There were fifty-one thousand witnesses, including Gov. Franklin Roosevelt, and still the matter is unsettled. Did George Herman Ruth, in the third game of the World Series at Comiskey Park, actually point to the centerfield bleachers before hitting a home run to that very spot? Years later, in his autobiography (“as told to” Bob Considine), Ruth said yes, and the moment is enshrined in the movie version of his life. But contemporary accounts agree only that there was a good deal of gesticulation at the plate: Ruth was keeping track of the count and mocking the Chicago players who were riding him from the bench; a “pantomime act” John Drebinger called it in the New York Times. Charlie Root was pitching for Chicago, Gabby Hartnett catching—the two men in the best position to know. Their testimony is:

Root: Ruth did not point at the fence before he swung. If he had made a gesture like that, well, anybody who knows me knows that Ruth would have ended up on his ass.

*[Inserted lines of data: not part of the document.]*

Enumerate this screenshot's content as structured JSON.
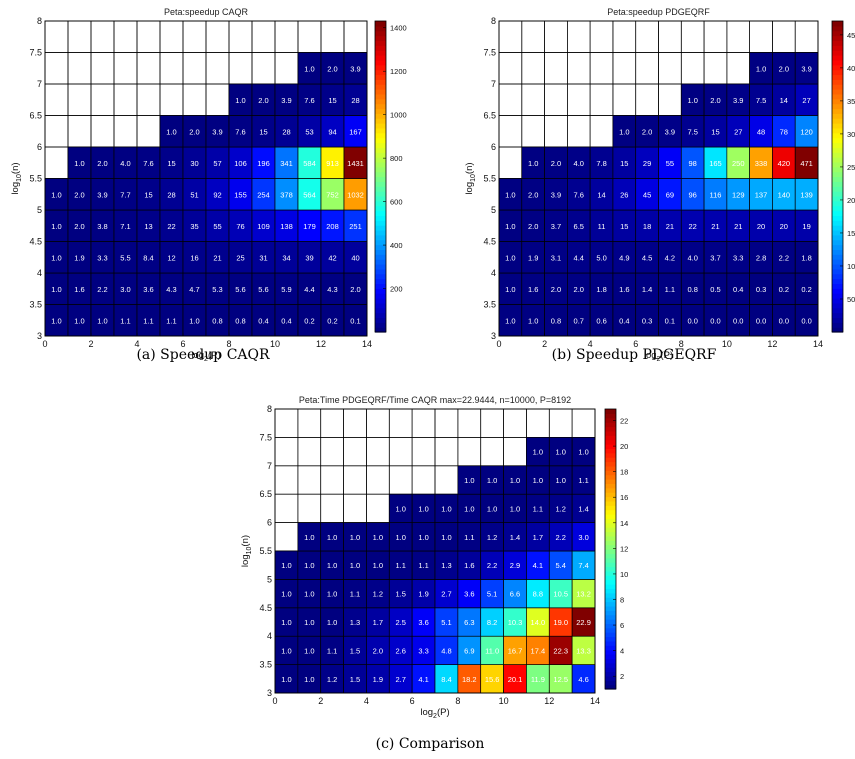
{
  "captions": [
    "(a) Speedup CAQR",
    "(b) Speedup PDGEQRF",
    "(c) Comparison"
  ],
  "chart_data": [
    {
      "type": "heatmap",
      "title": "Peta:speedup CAQR",
      "xlabel": "log2(P)",
      "ylabel": "log10(n)",
      "xlim": [
        0,
        14
      ],
      "ylim": [
        3,
        8
      ],
      "x_ticks": [
        "0",
        "2",
        "4",
        "6",
        "8",
        "10",
        "12",
        "14"
      ],
      "y_ticks": [
        "3",
        "3.5",
        "4",
        "4.5",
        "5",
        "5.5",
        "6",
        "6.5",
        "7",
        "7.5",
        "8"
      ],
      "colorbar": {
        "min": 0,
        "max": 1431,
        "ticks": [
          "200",
          "400",
          "600",
          "800",
          "1000",
          "1200",
          "1400"
        ]
      },
      "rows": [
        {
          "log10n": 3.0,
          "start_col": 0,
          "values": [
            "1.0",
            "1.0",
            "1.0",
            "1.1",
            "1.1",
            "1.1",
            "1.0",
            "0.8",
            "0.8",
            "0.4",
            "0.4",
            "0.2",
            "0.2",
            "0.1"
          ]
        },
        {
          "log10n": 3.5,
          "start_col": 0,
          "values": [
            "1.0",
            "1.6",
            "2.2",
            "3.0",
            "3.6",
            "4.3",
            "4.7",
            "5.3",
            "5.6",
            "5.6",
            "5.9",
            "4.4",
            "4.3",
            "2.0"
          ]
        },
        {
          "log10n": 4.0,
          "start_col": 0,
          "values": [
            "1.0",
            "1.9",
            "3.3",
            "5.5",
            "8.4",
            "12",
            "16",
            "21",
            "25",
            "31",
            "34",
            "39",
            "42",
            "40"
          ]
        },
        {
          "log10n": 4.5,
          "start_col": 0,
          "values": [
            "1.0",
            "2.0",
            "3.8",
            "7.1",
            "13",
            "22",
            "35",
            "55",
            "76",
            "109",
            "138",
            "179",
            "208",
            "251"
          ]
        },
        {
          "log10n": 5.0,
          "start_col": 0,
          "values": [
            "1.0",
            "2.0",
            "3.9",
            "7.7",
            "15",
            "28",
            "51",
            "92",
            "155",
            "254",
            "378",
            "564",
            "752",
            "1032"
          ]
        },
        {
          "log10n": 5.5,
          "start_col": 1,
          "values": [
            "1.0",
            "2.0",
            "4.0",
            "7.6",
            "15",
            "30",
            "57",
            "106",
            "196",
            "341",
            "584",
            "913",
            "1431"
          ]
        },
        {
          "log10n": 6.0,
          "start_col": 5,
          "values": [
            "1.0",
            "2.0",
            "3.9",
            "7.6",
            "15",
            "28",
            "53",
            "94",
            "167"
          ]
        },
        {
          "log10n": 6.5,
          "start_col": 8,
          "values": [
            "1.0",
            "2.0",
            "3.9",
            "7.6",
            "15",
            "28"
          ]
        },
        {
          "log10n": 7.0,
          "start_col": 11,
          "values": [
            "1.0",
            "2.0",
            "3.9"
          ]
        }
      ]
    },
    {
      "type": "heatmap",
      "title": "Peta:speedup PDGEQRF",
      "xlabel": "log2(P)",
      "ylabel": "log10(n)",
      "xlim": [
        0,
        14
      ],
      "ylim": [
        3,
        8
      ],
      "x_ticks": [
        "0",
        "2",
        "4",
        "6",
        "8",
        "10",
        "12",
        "14"
      ],
      "y_ticks": [
        "3",
        "3.5",
        "4",
        "4.5",
        "5",
        "5.5",
        "6",
        "6.5",
        "7",
        "7.5",
        "8"
      ],
      "colorbar": {
        "min": 0,
        "max": 471,
        "ticks": [
          "50",
          "100",
          "150",
          "200",
          "250",
          "300",
          "350",
          "400",
          "450"
        ]
      },
      "rows": [
        {
          "log10n": 3.0,
          "start_col": 0,
          "values": [
            "1.0",
            "1.0",
            "0.8",
            "0.7",
            "0.6",
            "0.4",
            "0.3",
            "0.1",
            "0.0",
            "0.0",
            "0.0",
            "0.0",
            "0.0",
            "0.0"
          ]
        },
        {
          "log10n": 3.5,
          "start_col": 0,
          "values": [
            "1.0",
            "1.6",
            "2.0",
            "2.0",
            "1.8",
            "1.6",
            "1.4",
            "1.1",
            "0.8",
            "0.5",
            "0.4",
            "0.3",
            "0.2",
            "0.2"
          ]
        },
        {
          "log10n": 4.0,
          "start_col": 0,
          "values": [
            "1.0",
            "1.9",
            "3.1",
            "4.4",
            "5.0",
            "4.9",
            "4.5",
            "4.2",
            "4.0",
            "3.7",
            "3.3",
            "2.8",
            "2.2",
            "1.8"
          ]
        },
        {
          "log10n": 4.5,
          "start_col": 0,
          "values": [
            "1.0",
            "2.0",
            "3.7",
            "6.5",
            "11",
            "15",
            "18",
            "21",
            "22",
            "21",
            "21",
            "20",
            "20",
            "19"
          ]
        },
        {
          "log10n": 5.0,
          "start_col": 0,
          "values": [
            "1.0",
            "2.0",
            "3.9",
            "7.6",
            "14",
            "26",
            "45",
            "69",
            "96",
            "116",
            "129",
            "137",
            "140",
            "139"
          ]
        },
        {
          "log10n": 5.5,
          "start_col": 1,
          "values": [
            "1.0",
            "2.0",
            "4.0",
            "7.8",
            "15",
            "29",
            "55",
            "98",
            "165",
            "250",
            "338",
            "420",
            "471"
          ]
        },
        {
          "log10n": 6.0,
          "start_col": 5,
          "values": [
            "1.0",
            "2.0",
            "3.9",
            "7.5",
            "15",
            "27",
            "48",
            "78",
            "120"
          ]
        },
        {
          "log10n": 6.5,
          "start_col": 8,
          "values": [
            "1.0",
            "2.0",
            "3.9",
            "7.5",
            "14",
            "27"
          ]
        },
        {
          "log10n": 7.0,
          "start_col": 11,
          "values": [
            "1.0",
            "2.0",
            "3.9"
          ]
        }
      ]
    },
    {
      "type": "heatmap",
      "title": "Peta:Time PDGEQRF/Time CAQR  max=22.9444, n=10000, P=8192",
      "xlabel": "log2(P)",
      "ylabel": "log10(n)",
      "xlim": [
        0,
        14
      ],
      "ylim": [
        3,
        8
      ],
      "x_ticks": [
        "0",
        "2",
        "4",
        "6",
        "8",
        "10",
        "12",
        "14"
      ],
      "y_ticks": [
        "3",
        "3.5",
        "4",
        "4.5",
        "5",
        "5.5",
        "6",
        "6.5",
        "7",
        "7.5",
        "8"
      ],
      "colorbar": {
        "min": 1,
        "max": 22.9,
        "ticks": [
          "2",
          "4",
          "6",
          "8",
          "10",
          "12",
          "14",
          "16",
          "18",
          "20",
          "22"
        ]
      },
      "rows": [
        {
          "log10n": 3.0,
          "start_col": 0,
          "values": [
            "1.0",
            "1.0",
            "1.2",
            "1.5",
            "1.9",
            "2.7",
            "4.1",
            "8.4",
            "18.2",
            "15.6",
            "20.1",
            "11.9",
            "12.5",
            "4.6"
          ]
        },
        {
          "log10n": 3.5,
          "start_col": 0,
          "values": [
            "1.0",
            "1.0",
            "1.1",
            "1.5",
            "2.0",
            "2.6",
            "3.3",
            "4.8",
            "6.9",
            "11.0",
            "16.7",
            "17.4",
            "22.3",
            "13.3"
          ]
        },
        {
          "log10n": 4.0,
          "start_col": 0,
          "values": [
            "1.0",
            "1.0",
            "1.0",
            "1.3",
            "1.7",
            "2.5",
            "3.6",
            "5.1",
            "6.3",
            "8.2",
            "10.3",
            "14.0",
            "19.0",
            "22.9"
          ]
        },
        {
          "log10n": 4.5,
          "start_col": 0,
          "values": [
            "1.0",
            "1.0",
            "1.0",
            "1.1",
            "1.2",
            "1.5",
            "1.9",
            "2.7",
            "3.6",
            "5.1",
            "6.6",
            "8.8",
            "10.5",
            "13.2"
          ]
        },
        {
          "log10n": 5.0,
          "start_col": 0,
          "values": [
            "1.0",
            "1.0",
            "1.0",
            "1.0",
            "1.0",
            "1.1",
            "1.1",
            "1.3",
            "1.6",
            "2.2",
            "2.9",
            "4.1",
            "5.4",
            "7.4"
          ]
        },
        {
          "log10n": 5.5,
          "start_col": 1,
          "values": [
            "1.0",
            "1.0",
            "1.0",
            "1.0",
            "1.0",
            "1.0",
            "1.0",
            "1.1",
            "1.2",
            "1.4",
            "1.7",
            "2.2",
            "3.0"
          ]
        },
        {
          "log10n": 6.0,
          "start_col": 5,
          "values": [
            "1.0",
            "1.0",
            "1.0",
            "1.0",
            "1.0",
            "1.0",
            "1.1",
            "1.2",
            "1.4"
          ]
        },
        {
          "log10n": 6.5,
          "start_col": 8,
          "values": [
            "1.0",
            "1.0",
            "1.0",
            "1.0",
            "1.0",
            "1.1"
          ]
        },
        {
          "log10n": 7.0,
          "start_col": 11,
          "values": [
            "1.0",
            "1.0",
            "1.0"
          ]
        }
      ]
    }
  ]
}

Hartnett: Babe waved his hand across the plate toward our bench on the third-base side. One finger was up. At the same time he said softly, “It only takes one to hit it.” If he had pointed out to the bleachers, I’d be the first to say so.

Ruth’s latest biographer, Robert Creamer, gives the last word on the matter to Ford Frick, “who tried to pin Ruth down on the subject when the two were talking about the Series sometime later.

”‘Did you really point to the bleachers?’ Frick asked.

”Ruth, always honest, shrugged. ‘It’s in the papers, isn’t it?’

”‘Yeah,’ Frick said, ‘it’s in the papers. But did you really point to the stands?’

”‘Why don’t you read the papers? It’s all right there in the papers!’

“Which, Frick said, means he never said he did and he never said he didn’t.”

October 2—Norman Vincent Peale was installed at the Marble Collegiate Church. He’s still there.

October 15—The San Francisco Opera House opened. The opera was Tosca.

November 8—FDR was elected as President of the United States.